The crowd could worship Zeus, Athena, Dionysus, etc. and it was good for them. In Xenophon's understanding, Socrates as a wise man could understand that there is only One God, although there can be different gods. And Socrates was accompanied by a demon (demons are small gods, they are good), who prompted him to act.

tldr; Greek philosophers developed their own philosophical monotheism, which until late antiquity did not influence religion
Replies: >>24570403
Anonymous
7/20/2025, 1:23:21 PM No.24566902
>>24566862
Maybe all translators are stupid illiterates?
Replies: >>24566903
Anonymous
7/20/2025, 1:23:55 PM No.24566903
>>24566902
Well you couldn't judge that anyway.
Anonymous
7/20/2025, 11:52:26 PM No.24568166
>>24566845 (OP)
It's a stand-in not a theological statement.
Anonymous
7/21/2025, 8:36:38 AM No.24569102
>>24566845 (OP)
I've also had this question for a while. I've read that its the translation not being literal and that its usually the author saying "The god" or "a god" just to refer to one in particular but that doesn't make sense either
Anonymous
7/21/2025, 8:44:46 AM No.24569116
>>24566845 (OP)
When Xenophon (and sometimes Plato) uses "ho theos" (ὁ θεός) "the god" in the singular, it's often not referring to Zeus or Apollo in particular. It's more like "the divine" or "god in general" a kind of abstract, universal deity or cosmic intelligence. This isn't full-blown monotheism like in Judaism or Christianity, but it's closer to what we might call philosophical theism.
Xenophon, in particular, presents Socrates as believing in one divine ordering intelligence behind the world, even if he doesn't deny the existence of other gods per se.

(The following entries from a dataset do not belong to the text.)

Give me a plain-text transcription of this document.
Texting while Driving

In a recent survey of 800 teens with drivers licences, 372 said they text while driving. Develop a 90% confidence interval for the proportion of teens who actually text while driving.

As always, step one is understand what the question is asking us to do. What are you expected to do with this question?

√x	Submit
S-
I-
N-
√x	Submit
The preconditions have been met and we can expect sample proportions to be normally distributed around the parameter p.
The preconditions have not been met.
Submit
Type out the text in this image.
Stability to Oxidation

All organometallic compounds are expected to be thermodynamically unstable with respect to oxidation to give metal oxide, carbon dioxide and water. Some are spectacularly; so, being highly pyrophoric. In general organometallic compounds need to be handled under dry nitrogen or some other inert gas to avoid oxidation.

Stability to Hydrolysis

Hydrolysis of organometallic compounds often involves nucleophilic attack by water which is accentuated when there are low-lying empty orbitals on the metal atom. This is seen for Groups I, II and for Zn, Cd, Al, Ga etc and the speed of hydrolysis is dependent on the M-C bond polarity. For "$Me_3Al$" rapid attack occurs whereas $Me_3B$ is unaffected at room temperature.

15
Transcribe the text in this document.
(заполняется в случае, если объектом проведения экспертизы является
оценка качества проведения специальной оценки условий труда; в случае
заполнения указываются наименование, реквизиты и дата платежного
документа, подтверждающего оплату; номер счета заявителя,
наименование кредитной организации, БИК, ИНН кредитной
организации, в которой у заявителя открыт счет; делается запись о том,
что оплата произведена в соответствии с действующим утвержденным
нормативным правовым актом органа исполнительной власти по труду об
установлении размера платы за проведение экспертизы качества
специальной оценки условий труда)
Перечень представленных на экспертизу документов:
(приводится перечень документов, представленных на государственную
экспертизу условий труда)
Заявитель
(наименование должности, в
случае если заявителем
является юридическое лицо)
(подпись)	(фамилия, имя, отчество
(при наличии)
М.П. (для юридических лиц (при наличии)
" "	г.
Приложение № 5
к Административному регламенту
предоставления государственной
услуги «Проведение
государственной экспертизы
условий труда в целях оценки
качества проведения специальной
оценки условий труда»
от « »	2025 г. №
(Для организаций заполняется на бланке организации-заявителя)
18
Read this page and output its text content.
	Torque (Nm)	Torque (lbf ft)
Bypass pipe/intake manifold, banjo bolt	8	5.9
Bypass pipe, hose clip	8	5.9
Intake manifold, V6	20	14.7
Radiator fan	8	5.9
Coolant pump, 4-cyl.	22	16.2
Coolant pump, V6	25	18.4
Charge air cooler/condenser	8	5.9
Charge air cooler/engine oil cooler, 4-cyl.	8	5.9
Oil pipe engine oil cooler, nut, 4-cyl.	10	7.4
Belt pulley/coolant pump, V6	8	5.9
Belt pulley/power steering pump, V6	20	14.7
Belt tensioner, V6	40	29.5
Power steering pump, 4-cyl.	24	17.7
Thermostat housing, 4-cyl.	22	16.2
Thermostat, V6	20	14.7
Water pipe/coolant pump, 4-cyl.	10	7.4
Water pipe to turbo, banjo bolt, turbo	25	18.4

Xenophon’s Socrates tends to speak as if there’s one supreme guiding intelligence, sometimes identified with Zeus, sometimes just called "the god."
Anonymous
7/21/2025, 9:34:01 AM No.24569183
>>24566845 (OP)
There is a God that created it all, he is singular. Then there are gods (in greek mythology, of course) that represent the creations of God, they are plural.
Replies: >>24569305
Anonymous
7/21/2025, 11:17:52 AM No.24569305
>>24569183
*she
Anonymous
7/21/2025, 7:59:30 PM No.24570403
>>24566845 (OP)
>>24566846
>>24566872
The singular god the philosophers are talking about is Zeus. He is the 'Father of Gods and Men', 'Law-giver of Cosmos'.

You can read the Stoics explaining how the Good Demiurge is Zeus, Plato called Zeus as Zen ('Cause of Life, Giver of Life') in his work 'Cratylus'.